Dicho en otros términos, ¿será que nuestra confesión cristiana ha sido realmente el fruto de nuestra libertad de escogencia cuando ella ha sido la única posibilidad de elección que hemos tenido? ¿no habríamos podido ser más bien musulmanes, budistas, hinduistas o ateos si de tales concepciones hubiéramos recibido las mismas influencias y conocimientos que se nos dispensaron del cristianismo desde nuestra tierna infancia?
Al respecto, Jean Jaurès, en una famosa carta a su hijo, manifestó que “solo son verdaderamente libres de no ser cristianos los que tienen facultad para serlo”. Esto quiere decir que no somos verdaderamente libres de ser mahometanos, Hare Krishna o taoístas quienes no hemos recibido conocimiento acerca de estas corrientes teológicas, de lo cual se deduce que si somos católicos, o integrantes de cualquiera otra corriente del cristianismo, no ha sido a causa de una elección libre, sino por no haber tenido el conocimiento ni la ocasión requeridos para ser parte de otra religión.
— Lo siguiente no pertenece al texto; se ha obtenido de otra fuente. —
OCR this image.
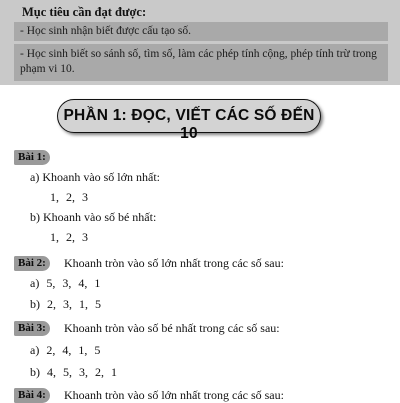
Mục tiêu cần đạt được:
- Học sinh nhận biết được cấu tạo số.
- Học sinh biết so sánh số, tìm số, làm các phép tính cộng, phép tính trừ trong phạm vi 10.
PHẦN 1: ĐỌC, VIẾT CÁC SỐ ĐẾN 10
Bài 1:
a) Khoanh vào số lớn nhất:
1, 2, 3
b) Khoanh vào số bé nhất:
1, 2, 3
Bài 2:	Khoanh tròn vào số lớn nhất trong các số sau:
a) 5, 3, 4, 1
b) 2, 3, 1, 5
Bài 3:	Khoanh tròn vào số bé nhất trong các số sau:
a) 2, 4, 1, 5
b) 4, 5, 3, 2, 1
Bài 4:	Khoanh tròn vào số lớn nhất trong các số sau:
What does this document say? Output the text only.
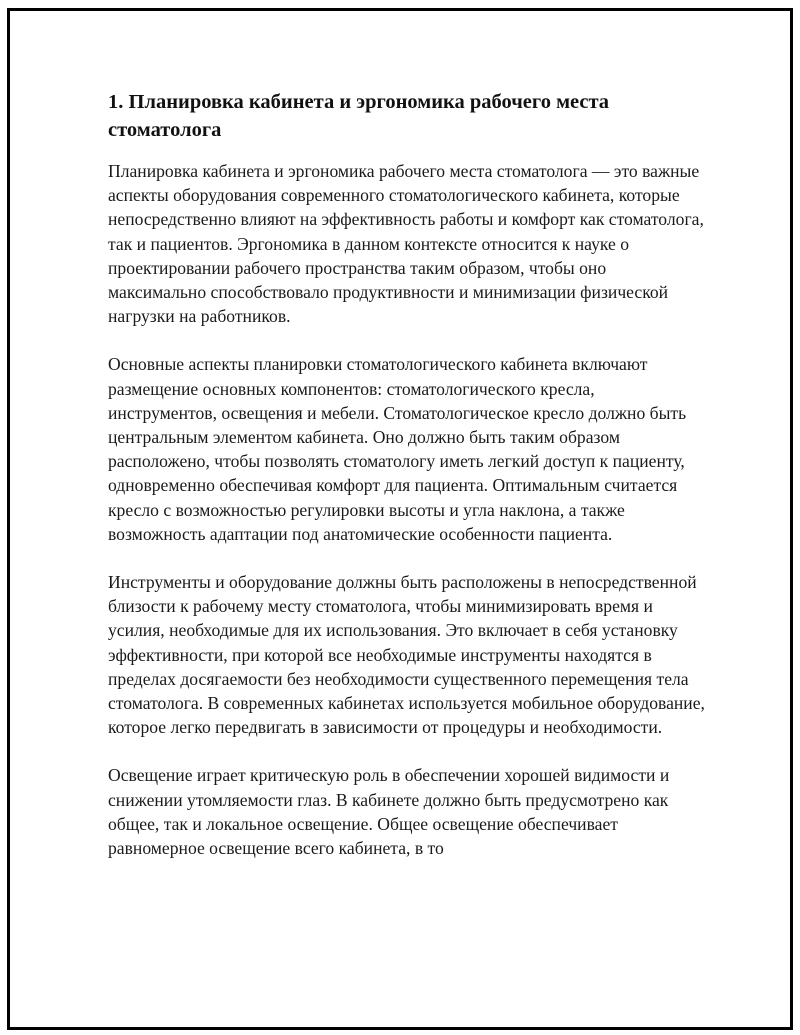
1. Планировка кабинета и эргономика рабочего места стоматолога

Планировка кабинета и эргономика рабочего места стоматолога — это важные аспекты оборудования современного стоматологического кабинета, которые непосредственно влияют на эффективность работы и комфорт как стоматолога, так и пациентов. Эргономика в данном контексте относится к науке о проектировании рабочего пространства таким образом, чтобы оно максимально способствовало продуктивности и минимизации физической нагрузки на работников.

Основные аспекты планировки стоматологического кабинета включают размещение основных компонентов: стоматологического кресла, инструментов, освещения и мебели. Стоматологическое кресло должно быть центральным элементом кабинета. Оно должно быть таким образом расположено, чтобы позволять стоматологу иметь легкий доступ к пациенту, одновременно обеспечивая комфорт для пациента. Оптимальным считается кресло с возможностью регулировки высоты и угла наклона, а также возможность адаптации под анатомические особенности пациента.

Инструменты и оборудование должны быть расположены в непосредственной близости к рабочему месту стоматолога, чтобы минимизировать время и усилия, необходимые для их использования. Это включает в себя установку эффективности, при которой все необходимые инструменты находятся в пределах досягаемости без необходимости существенного перемещения тела стоматолога. В современных кабинетах используется мобильное оборудование, которое легко передвигать в зависимости от процедуры и необходимости.

Освещение играет критическую роль в обеспечении хорошей видимости и снижении утомляемости глаз. В кабинете должно быть предусмотрено как общее, так и локальное освещение. Общее освещение обеспечивает равномерное освещение всего кабинета, в то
Estamos, pues, en mora de reclamar ajustes a los programas de estudio de nuestro sistema educativo, para que en vez de cátedras únicas y catequizantes, como es la que siempre nos han impartido, se brinde un conocimiento universal, transparente e imparcial de lo que ha sido el pensamiento teológico en la historia de la humanidad, o que, en su defecto, no se imparta ninguna cátedra religiosa, pues su verdadero lugar está en los púlpitos y no en las aulas.